Да, немногие вернулись домой, Джуанин. Морески не вернулся. «Разве бывает коза на семь центнеров? Век бы не видеть этой вонючей „Македонии“». И Пинтосси, старый охотник, не вернулся домой, чтобы поохотиться на перепелок. А теперь, наверно, умерла и его старая верная собака. И еще много, много моих друзей спят в полях пшеницы и маков и в густой степной траве вместе со стариками из легенд Гоголя и Горького. А те немногие, что уцелели, где они теперь?
Проснувшись, я увидел, что ботинки мои обгорели. Колонна готовилась выступить. Я не нашел никого не только из своей роты, но даже из всего батальона. В темноте Бодей куда-то исчез, я остался один. Старался идти как можно быстрее, ведь русские могли снова нас настигнуть.
Еще не кончилась ночь, и в деревне царил переполох. В избах и прямо на снегу стонали раненые. Но я больше ни о чем не думал, даже о доме. Я был бесчувственным, как камень, и, словно камень, меня несло куда-то потоком. Я даже не пытался отыскать друзей, потом и шаг сбавил. Ничто больше меня не удивляло и ничто не могло разжалобить. Если бы снова пришлось выдержать бой, я пошел бы в атаку сам, не глядя, кто меня обгоняет, а кто отстал. Я вел бы бой сам, в одиночку, перебегая от избы к избе, от огорода к огороду. Не слушал бы ничьих приказов, вольный поступать как мне вздумается, словно охотник в горах.
У меня еще оставалось двенадцать патронов для карабина и три ручные гранаты. Не много нашлось бы в колонне людей, у которых сохранилось столько боеприпасов.
Еще один день марша по снегу. Обгоревшие ботинки разваливались, и я обмотал их тряпками и прикрутил к ногам проволокой. Сухая кожа на ботинке покоробилась, натерла ногу у щиколотки, и вскоре там образовалась кровоточащая рана. Отчаянно болели колени, при каждом шаге в суставах раздавался хруст. Я отмерял километр за километром и ни с кем даже словом не перемолвился.
Теперь колонна шла разрозненно. Самые крепкие шагали быстро, остальные — как придется. Я не примкнул ни к тем, ни к другим. Шел один.
Однажды вечером я наткнулся в избе на солдат моего батальона. Они меня узнали. У одного были обморожены ноги. Утром у него началась гангрена. Он плакал — идти с нами он не мог, а саней, чтобы его погрузить, мы не нашли. Я попросил женщин поухаживать за ним. Солдат плакал, русские женщины тоже плакали.
— Прощай, Ригони, — сказал он мне. — Прощай, сержант.
Я снова шел один. Как-то нашел на снегу желтую плитку. Поднял ее и съел. И сразу же стал плеваться. Кто знает, какую гадость я съел. Весь день я плевался чем-то желтым и весь день ощущал во рту отвратительный запах. Так и не понял, что это было — скорее всего, мазь против обморожения, а может, и взрывчатка.
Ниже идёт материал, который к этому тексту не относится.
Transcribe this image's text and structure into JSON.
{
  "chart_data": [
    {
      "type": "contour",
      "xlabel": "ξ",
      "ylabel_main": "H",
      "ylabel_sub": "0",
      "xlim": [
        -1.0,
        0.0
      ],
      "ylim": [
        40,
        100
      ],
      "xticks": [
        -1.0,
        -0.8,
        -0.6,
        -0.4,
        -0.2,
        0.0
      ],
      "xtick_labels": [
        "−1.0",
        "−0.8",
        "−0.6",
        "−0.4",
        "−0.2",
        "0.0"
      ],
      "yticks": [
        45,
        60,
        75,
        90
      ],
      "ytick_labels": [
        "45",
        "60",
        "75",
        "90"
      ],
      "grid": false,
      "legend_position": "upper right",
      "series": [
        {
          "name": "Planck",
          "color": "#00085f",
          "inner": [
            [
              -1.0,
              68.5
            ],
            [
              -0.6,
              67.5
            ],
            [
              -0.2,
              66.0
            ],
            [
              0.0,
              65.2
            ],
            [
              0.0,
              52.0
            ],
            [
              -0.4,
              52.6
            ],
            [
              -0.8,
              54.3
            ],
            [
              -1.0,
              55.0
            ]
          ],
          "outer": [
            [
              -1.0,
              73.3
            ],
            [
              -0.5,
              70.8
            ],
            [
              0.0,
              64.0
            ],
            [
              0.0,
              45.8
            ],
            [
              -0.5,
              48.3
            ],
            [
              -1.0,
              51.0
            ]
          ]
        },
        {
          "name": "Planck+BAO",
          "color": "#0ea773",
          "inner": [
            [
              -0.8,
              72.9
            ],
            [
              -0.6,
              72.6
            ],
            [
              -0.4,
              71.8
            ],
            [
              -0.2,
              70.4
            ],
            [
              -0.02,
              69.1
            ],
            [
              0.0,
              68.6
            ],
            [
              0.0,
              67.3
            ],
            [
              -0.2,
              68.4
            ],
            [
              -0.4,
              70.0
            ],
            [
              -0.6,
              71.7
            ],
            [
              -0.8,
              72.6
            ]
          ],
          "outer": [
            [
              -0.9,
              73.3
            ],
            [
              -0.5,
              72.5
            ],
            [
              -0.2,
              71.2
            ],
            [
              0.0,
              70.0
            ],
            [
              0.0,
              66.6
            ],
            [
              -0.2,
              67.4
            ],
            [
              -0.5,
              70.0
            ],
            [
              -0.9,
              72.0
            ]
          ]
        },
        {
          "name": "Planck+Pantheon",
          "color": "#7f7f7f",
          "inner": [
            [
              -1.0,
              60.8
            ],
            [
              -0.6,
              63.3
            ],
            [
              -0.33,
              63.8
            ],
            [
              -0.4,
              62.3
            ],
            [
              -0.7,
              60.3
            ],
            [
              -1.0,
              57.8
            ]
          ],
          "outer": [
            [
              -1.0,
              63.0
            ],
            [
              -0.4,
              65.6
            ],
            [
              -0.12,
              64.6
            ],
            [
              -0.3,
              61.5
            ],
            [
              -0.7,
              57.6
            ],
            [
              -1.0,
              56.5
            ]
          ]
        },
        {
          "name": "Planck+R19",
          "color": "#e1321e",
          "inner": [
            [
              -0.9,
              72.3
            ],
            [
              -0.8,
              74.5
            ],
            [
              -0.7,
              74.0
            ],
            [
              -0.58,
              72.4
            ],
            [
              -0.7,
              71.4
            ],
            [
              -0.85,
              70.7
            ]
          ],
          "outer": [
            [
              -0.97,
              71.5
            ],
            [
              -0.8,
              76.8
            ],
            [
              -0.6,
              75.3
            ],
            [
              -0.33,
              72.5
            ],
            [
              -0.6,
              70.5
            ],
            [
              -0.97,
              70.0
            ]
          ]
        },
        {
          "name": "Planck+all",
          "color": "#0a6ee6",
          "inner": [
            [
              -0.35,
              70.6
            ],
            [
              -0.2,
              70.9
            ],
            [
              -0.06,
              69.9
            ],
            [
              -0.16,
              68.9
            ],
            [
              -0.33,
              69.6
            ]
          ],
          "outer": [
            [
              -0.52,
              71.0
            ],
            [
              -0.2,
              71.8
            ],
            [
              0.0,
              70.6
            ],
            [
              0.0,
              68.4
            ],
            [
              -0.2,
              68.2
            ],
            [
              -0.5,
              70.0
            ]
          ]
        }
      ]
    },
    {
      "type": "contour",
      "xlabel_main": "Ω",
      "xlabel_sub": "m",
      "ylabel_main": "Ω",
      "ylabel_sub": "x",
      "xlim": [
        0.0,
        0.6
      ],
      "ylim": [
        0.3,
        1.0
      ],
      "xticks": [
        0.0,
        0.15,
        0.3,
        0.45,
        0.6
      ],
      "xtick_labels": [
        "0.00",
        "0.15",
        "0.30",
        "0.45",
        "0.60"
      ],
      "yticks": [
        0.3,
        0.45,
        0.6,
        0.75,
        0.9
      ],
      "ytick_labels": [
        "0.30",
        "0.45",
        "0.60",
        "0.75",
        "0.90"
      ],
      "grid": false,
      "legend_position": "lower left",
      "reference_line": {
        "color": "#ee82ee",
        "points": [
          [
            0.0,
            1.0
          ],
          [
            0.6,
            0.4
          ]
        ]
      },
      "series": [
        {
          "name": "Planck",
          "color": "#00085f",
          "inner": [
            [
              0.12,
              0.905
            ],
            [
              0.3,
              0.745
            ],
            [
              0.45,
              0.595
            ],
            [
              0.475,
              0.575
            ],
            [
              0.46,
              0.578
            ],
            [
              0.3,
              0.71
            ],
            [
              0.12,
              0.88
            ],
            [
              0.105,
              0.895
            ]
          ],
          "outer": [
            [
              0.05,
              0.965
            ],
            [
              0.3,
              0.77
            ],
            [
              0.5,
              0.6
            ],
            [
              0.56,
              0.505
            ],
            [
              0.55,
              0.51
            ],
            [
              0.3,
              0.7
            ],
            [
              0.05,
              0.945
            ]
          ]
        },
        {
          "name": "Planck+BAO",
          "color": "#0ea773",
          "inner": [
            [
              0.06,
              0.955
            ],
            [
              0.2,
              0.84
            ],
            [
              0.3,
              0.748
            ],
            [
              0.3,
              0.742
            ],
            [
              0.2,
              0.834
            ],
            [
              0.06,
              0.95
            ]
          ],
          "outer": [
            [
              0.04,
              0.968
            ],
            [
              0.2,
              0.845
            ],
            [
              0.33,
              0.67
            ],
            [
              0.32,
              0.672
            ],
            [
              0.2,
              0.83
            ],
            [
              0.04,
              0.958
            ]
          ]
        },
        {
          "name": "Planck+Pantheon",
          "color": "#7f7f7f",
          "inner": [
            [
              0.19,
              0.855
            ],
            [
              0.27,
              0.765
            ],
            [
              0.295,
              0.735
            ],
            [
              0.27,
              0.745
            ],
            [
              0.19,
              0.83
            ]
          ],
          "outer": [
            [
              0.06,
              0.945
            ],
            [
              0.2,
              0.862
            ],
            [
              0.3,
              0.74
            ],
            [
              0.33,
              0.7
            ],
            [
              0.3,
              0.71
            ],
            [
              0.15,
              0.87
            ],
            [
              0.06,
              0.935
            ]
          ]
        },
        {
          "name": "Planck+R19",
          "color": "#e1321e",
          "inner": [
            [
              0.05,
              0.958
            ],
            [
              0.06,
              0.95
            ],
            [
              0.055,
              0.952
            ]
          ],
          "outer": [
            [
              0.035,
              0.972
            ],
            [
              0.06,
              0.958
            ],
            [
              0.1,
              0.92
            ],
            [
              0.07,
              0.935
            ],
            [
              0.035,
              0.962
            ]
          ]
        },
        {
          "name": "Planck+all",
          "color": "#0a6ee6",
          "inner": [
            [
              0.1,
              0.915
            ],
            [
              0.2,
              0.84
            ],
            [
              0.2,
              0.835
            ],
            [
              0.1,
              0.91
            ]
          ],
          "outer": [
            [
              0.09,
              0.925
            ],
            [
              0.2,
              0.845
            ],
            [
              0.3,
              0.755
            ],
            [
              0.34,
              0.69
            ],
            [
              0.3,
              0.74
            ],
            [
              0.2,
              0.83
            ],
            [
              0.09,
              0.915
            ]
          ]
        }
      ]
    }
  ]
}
Миновал еще день марша. Вдоль дороги валялись брошенные орудия. Все правильно — бесполезно тащить их дальше, пусть лучше мулы везут раненых. Нередко между альпийскими стрелками и немцами вспыхивали короткие стычки. Немцам непонятно каким образом удалось завладеть нашими мулами, которые сейчас были явно удобнее и полезнее их грузовиков. Но наши артиллеристы время на перепалки не тратили — останавливали мулов и заставляли немцев слезать. Надо было побыстрее погрузить раненых земляков. Перед лицом спокойствия и твердости альпийских стрелков бессильная ярость немцев казалась мне смешной. Тот день тянулся бесконечно долго. Вокруг не было видно ни единой деревушки, мы безостановочно шли вперед. Пригоршнями глотали снег. Наступила ночь. Марш продолжался, впереди ни малейших признаков жилья. Наконец вдали забрезжил огонек, но казалось, мы никогда до него не доберемся. Ночь длилась целую вечность. Но вот мы увидели долгожданную деревню. Не помню, куда я пошел спать и пожевал ли хоть корку хлеба. Утром, когда я снова двинулся в путь, светило солнце. Большая часть людей уже ушла, я был одним из последних. Избы стояли пустые, медленно догорали костры. Помнится, я вошел в одну из изб, на полу валялась полуобуглившаяся картофельная кожура, я ее съел. Я по-прежнему держался один.